Günlerimin her biri birbirinden o kadar farklı geçiyor ki sıradan bir günümü anlatmam imkansız. Bazı günler uyanıyorum, çayımı içip kahvaltımı yapıp çoraplarımı giydikten sonra piyanonun başına oturup beste yapıyorum. Bunlar en sevdiğim günler, ama her zaman olmuyor. O yüzden size burada İstanbul'da geçirdiğim bir günümü anlatacağım: Gradiva adlı İstanbul'daki yeni Nublu'nun yukarısındaki otelde uyanıyorum. İstanbul'da henüz bir evim olmadığından otelde kalıyorum. Sonra Bank Cafe'de harika bir kahvaltı yapıyorum. Kahvaltıdan sonra Nublu'ya iniyorum, Fender Rhodes'umun (vintage bir elektrik piyano) başına oturup beste yapmaya başlıyorum. 45 dakika sonra THY ile toplantıya giriyorum, çünkü onlara daha geniş bir Türkçe caz seçkisi yapmamız gerektiğini söylemiştim. Onların Türkçe pop bölümü dopdolu, sanırım Türkiye'de pop çok seviliyor. Türk kültürü nasıl olup da Türk pop kültürüne dönüştü, hiç fikrim yok. THY uçuşlarında çoğunlukla pop dinlenmesi sorun değil, ama Türk TV ve radyolarının delicesine sadece pop müzik çalmaları üzücü bence. Belki birinin bununla ilgili bir açıklaması vardır. Çünkü bu neredeyse bir kriz; sadece belli bir yerde değil, tüm dünyada görülüyor. Büyük bir sorun bana göre.

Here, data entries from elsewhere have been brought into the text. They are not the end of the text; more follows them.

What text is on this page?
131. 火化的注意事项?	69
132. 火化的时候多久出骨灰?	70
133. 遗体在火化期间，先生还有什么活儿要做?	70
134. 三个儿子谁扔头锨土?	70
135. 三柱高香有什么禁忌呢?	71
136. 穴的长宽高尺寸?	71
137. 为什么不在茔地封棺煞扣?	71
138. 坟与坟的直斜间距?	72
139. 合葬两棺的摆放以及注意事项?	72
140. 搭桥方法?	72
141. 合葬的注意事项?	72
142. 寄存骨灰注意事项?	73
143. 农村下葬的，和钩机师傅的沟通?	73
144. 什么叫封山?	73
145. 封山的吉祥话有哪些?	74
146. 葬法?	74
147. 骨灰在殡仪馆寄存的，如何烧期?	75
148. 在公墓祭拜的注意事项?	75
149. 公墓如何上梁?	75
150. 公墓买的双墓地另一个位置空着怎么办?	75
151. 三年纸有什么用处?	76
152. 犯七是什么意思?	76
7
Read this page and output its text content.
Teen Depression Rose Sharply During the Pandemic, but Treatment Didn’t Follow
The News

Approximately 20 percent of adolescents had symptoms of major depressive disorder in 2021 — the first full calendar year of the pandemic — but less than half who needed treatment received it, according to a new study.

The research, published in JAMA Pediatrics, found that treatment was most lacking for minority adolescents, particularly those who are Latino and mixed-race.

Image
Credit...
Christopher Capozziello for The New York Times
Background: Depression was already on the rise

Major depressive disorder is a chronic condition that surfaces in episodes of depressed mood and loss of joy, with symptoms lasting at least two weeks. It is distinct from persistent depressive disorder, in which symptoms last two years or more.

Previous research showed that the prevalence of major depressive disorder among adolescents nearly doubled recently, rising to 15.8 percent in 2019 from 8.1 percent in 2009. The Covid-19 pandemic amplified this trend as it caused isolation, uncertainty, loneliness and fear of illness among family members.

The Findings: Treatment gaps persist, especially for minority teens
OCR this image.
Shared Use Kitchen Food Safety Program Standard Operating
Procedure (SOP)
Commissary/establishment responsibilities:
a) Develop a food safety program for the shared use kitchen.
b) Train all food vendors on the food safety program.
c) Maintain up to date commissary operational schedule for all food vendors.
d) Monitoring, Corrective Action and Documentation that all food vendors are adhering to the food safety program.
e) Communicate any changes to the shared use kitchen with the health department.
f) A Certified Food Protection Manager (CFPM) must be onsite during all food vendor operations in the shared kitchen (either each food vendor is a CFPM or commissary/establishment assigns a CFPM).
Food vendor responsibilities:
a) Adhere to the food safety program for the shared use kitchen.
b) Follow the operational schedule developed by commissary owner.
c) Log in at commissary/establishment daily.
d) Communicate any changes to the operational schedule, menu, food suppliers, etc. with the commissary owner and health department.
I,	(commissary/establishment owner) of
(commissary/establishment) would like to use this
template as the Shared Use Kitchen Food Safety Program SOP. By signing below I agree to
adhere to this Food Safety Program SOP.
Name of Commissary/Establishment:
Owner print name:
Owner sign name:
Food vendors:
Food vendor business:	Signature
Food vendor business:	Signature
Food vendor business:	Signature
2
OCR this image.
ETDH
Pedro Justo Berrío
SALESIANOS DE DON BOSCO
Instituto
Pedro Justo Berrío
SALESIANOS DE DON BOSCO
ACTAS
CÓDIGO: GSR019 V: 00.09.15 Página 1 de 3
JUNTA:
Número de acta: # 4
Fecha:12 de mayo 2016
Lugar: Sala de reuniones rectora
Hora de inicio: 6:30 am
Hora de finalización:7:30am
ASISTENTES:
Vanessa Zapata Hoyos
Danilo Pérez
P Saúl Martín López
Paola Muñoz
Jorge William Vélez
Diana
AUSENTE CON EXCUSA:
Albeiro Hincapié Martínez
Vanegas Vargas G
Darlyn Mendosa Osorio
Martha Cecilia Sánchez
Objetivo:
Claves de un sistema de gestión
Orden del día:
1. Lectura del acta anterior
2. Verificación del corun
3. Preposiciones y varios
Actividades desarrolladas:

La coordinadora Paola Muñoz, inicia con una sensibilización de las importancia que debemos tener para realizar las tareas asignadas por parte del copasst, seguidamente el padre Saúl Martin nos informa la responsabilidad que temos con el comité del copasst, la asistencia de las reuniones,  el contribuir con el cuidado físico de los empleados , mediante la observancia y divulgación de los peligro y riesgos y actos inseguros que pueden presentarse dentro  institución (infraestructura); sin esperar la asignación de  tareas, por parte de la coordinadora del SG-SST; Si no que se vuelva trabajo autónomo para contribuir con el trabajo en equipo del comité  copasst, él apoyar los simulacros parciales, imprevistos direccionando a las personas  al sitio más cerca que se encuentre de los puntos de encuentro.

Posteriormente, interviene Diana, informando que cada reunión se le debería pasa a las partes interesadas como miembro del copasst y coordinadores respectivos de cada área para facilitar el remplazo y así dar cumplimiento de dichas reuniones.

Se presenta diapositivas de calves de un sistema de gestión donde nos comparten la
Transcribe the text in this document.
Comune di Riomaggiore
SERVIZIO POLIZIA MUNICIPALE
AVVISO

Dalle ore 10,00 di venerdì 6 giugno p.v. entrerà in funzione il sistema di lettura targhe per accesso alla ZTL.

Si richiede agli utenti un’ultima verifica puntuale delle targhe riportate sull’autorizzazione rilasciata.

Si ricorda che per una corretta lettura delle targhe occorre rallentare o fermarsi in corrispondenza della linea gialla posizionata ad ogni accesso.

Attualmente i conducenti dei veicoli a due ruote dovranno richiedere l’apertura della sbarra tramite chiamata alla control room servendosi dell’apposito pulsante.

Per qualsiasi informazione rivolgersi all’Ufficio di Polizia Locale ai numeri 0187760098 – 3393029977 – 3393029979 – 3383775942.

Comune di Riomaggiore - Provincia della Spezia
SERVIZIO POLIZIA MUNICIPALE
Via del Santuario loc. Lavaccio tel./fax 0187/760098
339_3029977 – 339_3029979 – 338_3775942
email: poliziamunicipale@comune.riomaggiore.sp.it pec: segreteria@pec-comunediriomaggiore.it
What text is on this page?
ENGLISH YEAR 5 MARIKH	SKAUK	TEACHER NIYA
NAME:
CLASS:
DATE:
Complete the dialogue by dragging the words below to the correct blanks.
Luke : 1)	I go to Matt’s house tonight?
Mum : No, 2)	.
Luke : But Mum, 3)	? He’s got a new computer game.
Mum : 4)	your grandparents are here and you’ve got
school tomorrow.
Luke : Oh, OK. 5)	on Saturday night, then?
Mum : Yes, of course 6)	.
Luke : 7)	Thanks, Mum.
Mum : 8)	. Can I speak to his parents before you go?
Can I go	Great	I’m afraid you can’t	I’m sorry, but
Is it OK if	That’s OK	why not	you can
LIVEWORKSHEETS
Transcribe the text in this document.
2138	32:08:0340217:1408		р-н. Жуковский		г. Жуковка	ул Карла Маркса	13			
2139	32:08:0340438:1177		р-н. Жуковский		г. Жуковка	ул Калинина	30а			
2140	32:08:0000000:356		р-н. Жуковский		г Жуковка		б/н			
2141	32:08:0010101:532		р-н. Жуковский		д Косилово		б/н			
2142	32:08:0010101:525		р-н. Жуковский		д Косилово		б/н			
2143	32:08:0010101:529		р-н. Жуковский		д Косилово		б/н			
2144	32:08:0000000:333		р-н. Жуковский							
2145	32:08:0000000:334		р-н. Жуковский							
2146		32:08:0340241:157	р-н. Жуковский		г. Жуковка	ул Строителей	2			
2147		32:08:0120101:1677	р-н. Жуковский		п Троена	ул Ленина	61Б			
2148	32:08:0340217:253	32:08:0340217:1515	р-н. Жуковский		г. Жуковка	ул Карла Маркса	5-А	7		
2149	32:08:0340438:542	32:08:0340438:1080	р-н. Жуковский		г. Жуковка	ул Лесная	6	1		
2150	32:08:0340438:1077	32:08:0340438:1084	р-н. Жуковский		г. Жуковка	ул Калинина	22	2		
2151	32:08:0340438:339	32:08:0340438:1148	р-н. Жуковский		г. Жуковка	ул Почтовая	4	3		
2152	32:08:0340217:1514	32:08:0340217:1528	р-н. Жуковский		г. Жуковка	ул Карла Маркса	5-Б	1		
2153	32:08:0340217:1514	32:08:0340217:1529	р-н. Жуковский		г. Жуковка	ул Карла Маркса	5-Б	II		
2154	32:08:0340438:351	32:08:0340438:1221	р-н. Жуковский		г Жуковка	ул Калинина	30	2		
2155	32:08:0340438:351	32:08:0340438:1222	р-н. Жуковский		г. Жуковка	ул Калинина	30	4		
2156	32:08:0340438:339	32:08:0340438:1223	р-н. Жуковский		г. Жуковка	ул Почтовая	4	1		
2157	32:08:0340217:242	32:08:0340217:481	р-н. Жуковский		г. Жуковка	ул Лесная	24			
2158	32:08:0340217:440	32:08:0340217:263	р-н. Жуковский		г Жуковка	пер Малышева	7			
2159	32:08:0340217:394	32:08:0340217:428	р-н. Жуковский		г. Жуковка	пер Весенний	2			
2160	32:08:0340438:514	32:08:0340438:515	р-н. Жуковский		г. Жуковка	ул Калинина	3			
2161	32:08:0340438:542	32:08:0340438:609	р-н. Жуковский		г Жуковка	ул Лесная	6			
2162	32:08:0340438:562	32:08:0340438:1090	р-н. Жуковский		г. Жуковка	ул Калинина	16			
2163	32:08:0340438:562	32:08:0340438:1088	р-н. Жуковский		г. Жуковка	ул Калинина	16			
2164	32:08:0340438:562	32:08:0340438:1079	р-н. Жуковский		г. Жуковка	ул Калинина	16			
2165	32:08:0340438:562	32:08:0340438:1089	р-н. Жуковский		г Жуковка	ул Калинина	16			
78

KONTRAPLAK'TA PLAK KUTUM VAR
Gelelim güne... THY yetkileriyle yaptığımız buluşma iyi geçti. "Haydi bunu yapalım," dedim. Onlar da katıldılar. Şimdi göreceğiz neler yapacağımızı. Buluşmadan sonra iki büyük çanta dolusu plağı, Cihangir'de arkadaşlarımın plak dükkanı olan Kontraplak'a götürdüm. Orada kendime ait bir plak kutum var, Nublu'nun plaklarını satıyorum, ama New York'tan aldığım plakları da satmak için götürdüm. İnsanlara o kadar plağı dünyanın bir ucundan bir ucuna taşımam saçma gelebilir, ama nedense hoşuma gidiyor. Plakları paylaşmak güzel bence. Kısacası Nublu plaklarını ve diğerlerini burada bulabilirsiniz. Daha sonra Tünel'de hamburgerci açacak olan arkadaşım İzzet'i ziyarete gidiyorum. Şişhane'den yukarı çıkarken Asmalımescit'in girişinde, Helvetia ve House Cafe'nin olduğu cadde üzerindeki bir ara sokakta... İzzet dükkanını yeni açıyor, sanırım bir haftaya açılacak, harika görünüyor. Çok güzel bir iç tasarım yaptı. Dövme sanatçıları da duvarlar ve yerler için çizimler yaptı. İzzet'le birlikte lamba bakmaya gittik. Sanırım İzzet'in dükkanındaki hamburgerler, İstanbul'un en iyisi olacak. İsminin ne olacağı hâlâ belli değil; Izzy Burger ya da Easy Burger (kolay burger) olacakmış. Oradan Babylon'un ofisine gittim, arkadaşlarım Ahmet ve Cem'le sohbet ettim. Sevgili arkadaşımız Butch Morris'in sağlık durumunun iyi olmadığını konuştuk. Şu anda hastanede ve hepimiz onun durumuna çok üzülüyoruz, çünkü o bizim için çok önemli. Bizim için müzikal anlamda gerçek bir ilham kaynağı. Yakında iyileşeceğini umuyoruz. Daha sonra Tünel'deki Lale Plak'ın sahibi olan arkadaşım Hakan'ın yanına gittim. Istanbul Sessions'tan çıkan
Night Rider CD'm onda var mı diye, kontrol ettim. Vardı, sevindim. Nublu'dan birkaç CD'yi de satıyormuş, ben de ona dj Barış K'nın işlerinden bir kısmını getirdim. New York ve Avrupa'da Nublu Records'tan yayınladığımız, Barış K'nın 1970'lerden Türkçe parçalara yaptığı müthiş kayıtlarını topladığımız
İstanbul 70 CD'lerinden ve 45'lik plaklarından bıraktım ve Karaköy'den aşağıya yürüdüm. Nublu'da o geceki Istanbul Sessions konseri için ses kontrolleri yaptık. Bank Cafe'de biraz takıldık, sonra da kızkardeşimle Münferit'te yemeğe gittik. Ferit çok sevdiğim bir arkadaşım ve harika yemekler yapıyor. Ardından Babylon'da Kings of Convenience ve 123'ü dinlemeye gittim. 123'ün solisti Dilara, Nublu İstanbul'da da çalışıyor. Oradan Otto'ya gittim ve orada çalışan arkadaşlarımla sohbet ettim. Sonra da çalmak için Nublu'ya döndüm. Ve çalmaya başladık. Bizi Mini Müzikhol'ün arkasındaki isim Minas'ın harika dj seti takip etti. Nublu İstanbul'da her zaman iki konser arasında mutlaka önce ve sonra dj seti olacak. Nublu, New York'ta da böyle.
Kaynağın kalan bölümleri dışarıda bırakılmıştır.